Eric Schneider
A Tropical Memory
Two novellas about characters haunted by memories
‘Memory is identity’. That quote from Julian Barnes forms the opening to A Tropical Memory, one of the two novellas that make up Eric Schneider’s extraordinary debut. In both stories the seventy-nine-year-old author shows how important memories are to human life.
Diplomat Ferdy Ardonius travels to the Netherlands, where he will commemorate the end of the Japanese occupation of the Dutch East Indies with his family. This is the first time this traditional gathering will take place without Ferdy’s father, who passed away. Ferdy meets his mother and her ex-lover in a seaside hotel. He is haunted by what happened in August 1945, during the Indonesian War of Independence. What follows is a depiction reminiscent of Tennessee Williams, a verbal spectacle of provocation and affection, of humiliation and hurt.
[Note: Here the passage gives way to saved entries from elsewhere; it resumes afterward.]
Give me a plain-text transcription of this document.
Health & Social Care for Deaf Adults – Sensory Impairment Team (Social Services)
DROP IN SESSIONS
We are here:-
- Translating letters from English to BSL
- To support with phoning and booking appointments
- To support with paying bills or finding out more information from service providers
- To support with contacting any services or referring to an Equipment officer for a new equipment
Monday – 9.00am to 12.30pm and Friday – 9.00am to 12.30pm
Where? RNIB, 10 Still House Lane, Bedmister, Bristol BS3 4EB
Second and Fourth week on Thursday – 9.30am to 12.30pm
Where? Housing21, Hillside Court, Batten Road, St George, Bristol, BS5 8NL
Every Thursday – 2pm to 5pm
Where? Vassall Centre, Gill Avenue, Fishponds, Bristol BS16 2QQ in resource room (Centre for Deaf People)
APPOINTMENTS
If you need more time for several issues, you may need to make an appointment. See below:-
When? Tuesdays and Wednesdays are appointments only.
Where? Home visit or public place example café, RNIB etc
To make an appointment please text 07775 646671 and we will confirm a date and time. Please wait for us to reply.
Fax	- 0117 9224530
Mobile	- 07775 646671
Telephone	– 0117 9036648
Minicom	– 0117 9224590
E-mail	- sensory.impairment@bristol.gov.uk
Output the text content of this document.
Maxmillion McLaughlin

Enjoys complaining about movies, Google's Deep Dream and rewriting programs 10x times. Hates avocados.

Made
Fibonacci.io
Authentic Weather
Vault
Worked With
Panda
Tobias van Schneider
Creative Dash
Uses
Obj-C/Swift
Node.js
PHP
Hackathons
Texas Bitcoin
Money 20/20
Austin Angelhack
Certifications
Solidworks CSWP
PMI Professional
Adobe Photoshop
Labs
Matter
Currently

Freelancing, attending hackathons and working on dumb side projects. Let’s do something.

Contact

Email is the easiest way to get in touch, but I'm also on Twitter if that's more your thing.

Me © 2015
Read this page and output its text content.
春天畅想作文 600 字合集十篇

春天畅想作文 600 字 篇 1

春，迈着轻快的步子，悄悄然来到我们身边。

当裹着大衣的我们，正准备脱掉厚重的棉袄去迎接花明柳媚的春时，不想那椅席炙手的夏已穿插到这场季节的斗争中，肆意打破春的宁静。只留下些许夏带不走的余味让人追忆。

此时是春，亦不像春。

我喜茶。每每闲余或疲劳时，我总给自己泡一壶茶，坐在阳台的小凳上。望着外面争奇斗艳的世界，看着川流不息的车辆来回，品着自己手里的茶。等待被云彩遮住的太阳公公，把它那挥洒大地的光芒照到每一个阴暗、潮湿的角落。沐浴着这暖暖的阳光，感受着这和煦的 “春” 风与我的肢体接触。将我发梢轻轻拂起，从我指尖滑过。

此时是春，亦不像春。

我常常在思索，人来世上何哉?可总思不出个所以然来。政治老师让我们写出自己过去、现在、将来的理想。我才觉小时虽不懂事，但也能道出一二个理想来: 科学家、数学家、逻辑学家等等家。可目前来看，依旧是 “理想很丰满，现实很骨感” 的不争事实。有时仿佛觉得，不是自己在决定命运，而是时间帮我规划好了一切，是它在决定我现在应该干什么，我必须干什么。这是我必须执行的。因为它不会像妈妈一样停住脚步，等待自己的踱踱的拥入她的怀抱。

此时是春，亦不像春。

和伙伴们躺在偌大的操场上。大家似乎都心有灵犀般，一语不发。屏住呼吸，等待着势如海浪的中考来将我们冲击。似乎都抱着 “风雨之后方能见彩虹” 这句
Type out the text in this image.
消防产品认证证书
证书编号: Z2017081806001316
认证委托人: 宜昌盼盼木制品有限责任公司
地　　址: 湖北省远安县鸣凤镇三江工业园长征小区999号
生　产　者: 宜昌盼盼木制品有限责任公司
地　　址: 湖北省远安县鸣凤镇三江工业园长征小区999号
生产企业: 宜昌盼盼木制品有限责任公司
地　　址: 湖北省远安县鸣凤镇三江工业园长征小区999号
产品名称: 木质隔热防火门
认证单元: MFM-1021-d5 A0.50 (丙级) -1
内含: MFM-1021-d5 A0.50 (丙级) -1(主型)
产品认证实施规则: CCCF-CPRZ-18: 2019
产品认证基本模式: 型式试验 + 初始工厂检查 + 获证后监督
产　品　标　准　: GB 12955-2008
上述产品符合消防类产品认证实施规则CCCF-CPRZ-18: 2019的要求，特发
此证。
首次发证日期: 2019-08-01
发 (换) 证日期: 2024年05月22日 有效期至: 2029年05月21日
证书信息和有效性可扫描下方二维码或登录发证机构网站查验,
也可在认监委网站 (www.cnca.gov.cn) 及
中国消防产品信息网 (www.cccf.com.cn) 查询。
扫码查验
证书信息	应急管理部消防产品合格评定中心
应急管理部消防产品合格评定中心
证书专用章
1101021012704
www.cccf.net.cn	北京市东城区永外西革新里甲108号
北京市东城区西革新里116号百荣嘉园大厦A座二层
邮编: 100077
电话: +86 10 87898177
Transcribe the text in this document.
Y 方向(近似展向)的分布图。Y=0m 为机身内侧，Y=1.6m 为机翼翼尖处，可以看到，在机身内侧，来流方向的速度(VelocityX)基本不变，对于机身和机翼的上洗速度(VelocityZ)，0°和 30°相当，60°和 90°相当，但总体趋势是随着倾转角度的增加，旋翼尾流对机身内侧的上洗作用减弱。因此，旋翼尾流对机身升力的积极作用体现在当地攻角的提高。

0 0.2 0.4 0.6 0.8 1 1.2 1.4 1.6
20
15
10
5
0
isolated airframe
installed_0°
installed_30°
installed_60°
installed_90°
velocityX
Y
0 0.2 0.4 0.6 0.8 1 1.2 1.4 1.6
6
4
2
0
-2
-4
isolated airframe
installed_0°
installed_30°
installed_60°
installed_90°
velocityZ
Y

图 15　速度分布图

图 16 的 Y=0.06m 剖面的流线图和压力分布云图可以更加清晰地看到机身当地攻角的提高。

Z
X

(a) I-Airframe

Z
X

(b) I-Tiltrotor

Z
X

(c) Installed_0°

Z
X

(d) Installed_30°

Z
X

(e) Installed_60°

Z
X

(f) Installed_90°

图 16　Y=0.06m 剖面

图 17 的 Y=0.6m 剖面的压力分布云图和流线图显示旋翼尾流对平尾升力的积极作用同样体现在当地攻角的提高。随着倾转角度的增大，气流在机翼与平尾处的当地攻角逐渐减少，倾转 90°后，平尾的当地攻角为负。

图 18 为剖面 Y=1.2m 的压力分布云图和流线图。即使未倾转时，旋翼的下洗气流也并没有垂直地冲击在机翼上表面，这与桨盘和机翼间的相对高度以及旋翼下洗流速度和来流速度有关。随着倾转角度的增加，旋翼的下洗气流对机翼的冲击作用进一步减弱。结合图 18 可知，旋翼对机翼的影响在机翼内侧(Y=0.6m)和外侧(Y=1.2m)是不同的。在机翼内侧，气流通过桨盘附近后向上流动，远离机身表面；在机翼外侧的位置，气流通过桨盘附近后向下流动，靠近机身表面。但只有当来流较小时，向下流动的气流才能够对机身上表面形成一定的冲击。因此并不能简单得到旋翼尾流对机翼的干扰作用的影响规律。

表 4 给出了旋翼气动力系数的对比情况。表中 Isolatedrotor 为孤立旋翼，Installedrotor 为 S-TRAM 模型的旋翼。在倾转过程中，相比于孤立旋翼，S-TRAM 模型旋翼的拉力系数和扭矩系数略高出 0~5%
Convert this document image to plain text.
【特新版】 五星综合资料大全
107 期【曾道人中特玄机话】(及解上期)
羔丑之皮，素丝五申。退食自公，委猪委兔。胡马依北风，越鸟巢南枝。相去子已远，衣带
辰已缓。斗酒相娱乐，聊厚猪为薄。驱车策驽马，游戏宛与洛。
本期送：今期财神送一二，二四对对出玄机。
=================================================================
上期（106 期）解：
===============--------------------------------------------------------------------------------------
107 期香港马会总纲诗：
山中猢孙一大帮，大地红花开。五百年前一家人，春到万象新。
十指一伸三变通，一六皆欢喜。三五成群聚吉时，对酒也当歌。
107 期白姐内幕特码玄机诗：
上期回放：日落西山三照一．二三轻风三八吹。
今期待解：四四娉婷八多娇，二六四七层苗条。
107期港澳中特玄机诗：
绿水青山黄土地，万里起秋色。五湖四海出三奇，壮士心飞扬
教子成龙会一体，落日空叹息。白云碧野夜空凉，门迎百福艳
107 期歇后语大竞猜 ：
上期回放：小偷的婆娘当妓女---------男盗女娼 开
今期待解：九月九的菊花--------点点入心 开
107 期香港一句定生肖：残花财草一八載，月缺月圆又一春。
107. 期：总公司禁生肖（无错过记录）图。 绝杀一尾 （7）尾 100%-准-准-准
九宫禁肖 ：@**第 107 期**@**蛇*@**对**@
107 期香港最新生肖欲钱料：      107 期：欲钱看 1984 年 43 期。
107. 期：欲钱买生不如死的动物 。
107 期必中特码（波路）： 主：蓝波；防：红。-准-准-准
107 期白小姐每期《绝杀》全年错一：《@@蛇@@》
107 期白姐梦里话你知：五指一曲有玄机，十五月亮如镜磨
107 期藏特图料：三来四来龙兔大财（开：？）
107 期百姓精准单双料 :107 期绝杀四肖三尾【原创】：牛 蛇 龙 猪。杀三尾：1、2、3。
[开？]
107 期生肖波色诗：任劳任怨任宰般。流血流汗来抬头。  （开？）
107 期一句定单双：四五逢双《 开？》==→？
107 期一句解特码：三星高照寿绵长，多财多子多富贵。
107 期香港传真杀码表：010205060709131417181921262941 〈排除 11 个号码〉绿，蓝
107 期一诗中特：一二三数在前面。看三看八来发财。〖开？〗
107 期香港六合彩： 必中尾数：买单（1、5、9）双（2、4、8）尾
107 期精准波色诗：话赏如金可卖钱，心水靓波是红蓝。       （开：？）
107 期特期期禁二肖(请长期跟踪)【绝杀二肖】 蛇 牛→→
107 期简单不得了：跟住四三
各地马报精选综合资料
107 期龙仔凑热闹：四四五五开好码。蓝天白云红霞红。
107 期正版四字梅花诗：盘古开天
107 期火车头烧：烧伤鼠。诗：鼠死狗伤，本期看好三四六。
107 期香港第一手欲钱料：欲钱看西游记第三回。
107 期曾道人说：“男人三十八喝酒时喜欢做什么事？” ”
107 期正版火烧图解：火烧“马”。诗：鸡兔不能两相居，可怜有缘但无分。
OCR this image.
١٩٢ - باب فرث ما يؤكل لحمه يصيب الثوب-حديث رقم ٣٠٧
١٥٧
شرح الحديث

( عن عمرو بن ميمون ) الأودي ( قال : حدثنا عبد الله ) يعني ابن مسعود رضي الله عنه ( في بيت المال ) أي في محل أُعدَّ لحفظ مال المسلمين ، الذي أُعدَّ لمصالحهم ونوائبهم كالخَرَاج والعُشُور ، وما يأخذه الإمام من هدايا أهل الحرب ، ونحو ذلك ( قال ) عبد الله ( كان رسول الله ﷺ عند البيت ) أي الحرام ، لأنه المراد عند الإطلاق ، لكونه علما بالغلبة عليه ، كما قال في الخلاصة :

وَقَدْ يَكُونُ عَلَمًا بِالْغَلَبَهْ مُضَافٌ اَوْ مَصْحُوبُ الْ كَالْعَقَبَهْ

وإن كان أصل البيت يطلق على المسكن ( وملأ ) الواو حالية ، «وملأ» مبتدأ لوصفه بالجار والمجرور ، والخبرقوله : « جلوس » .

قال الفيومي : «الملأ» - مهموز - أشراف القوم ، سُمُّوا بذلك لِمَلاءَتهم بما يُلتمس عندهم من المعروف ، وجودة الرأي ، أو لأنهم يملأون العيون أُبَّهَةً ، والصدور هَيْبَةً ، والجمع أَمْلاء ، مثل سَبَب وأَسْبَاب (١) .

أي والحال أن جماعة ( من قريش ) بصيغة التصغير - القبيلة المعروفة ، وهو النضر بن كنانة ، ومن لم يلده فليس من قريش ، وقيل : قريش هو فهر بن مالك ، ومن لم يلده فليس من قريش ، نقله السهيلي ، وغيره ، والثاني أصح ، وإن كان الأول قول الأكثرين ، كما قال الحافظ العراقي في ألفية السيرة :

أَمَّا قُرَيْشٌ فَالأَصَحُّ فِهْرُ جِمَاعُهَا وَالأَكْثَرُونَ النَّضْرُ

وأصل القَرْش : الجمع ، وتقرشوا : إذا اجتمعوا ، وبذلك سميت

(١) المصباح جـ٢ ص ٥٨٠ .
In the second novella, entitled ‘Firs’, after the character in Chekhov’s Cherry Orchard, an actor is sitting at home. The previous evening he was injured after a performance of the play when the theatre company bus collided with a deer. He stands in front of the mirror and looks at his damaged body. His wife, once a great actress before Alzheimer’s Disease struck, is asleep. He recalls their relationship, her slow destruction by alcohol and the start of her disease. Then there is the secret she divulged to him only in old age. After their lives have flashed past one more time, only one possibility remains.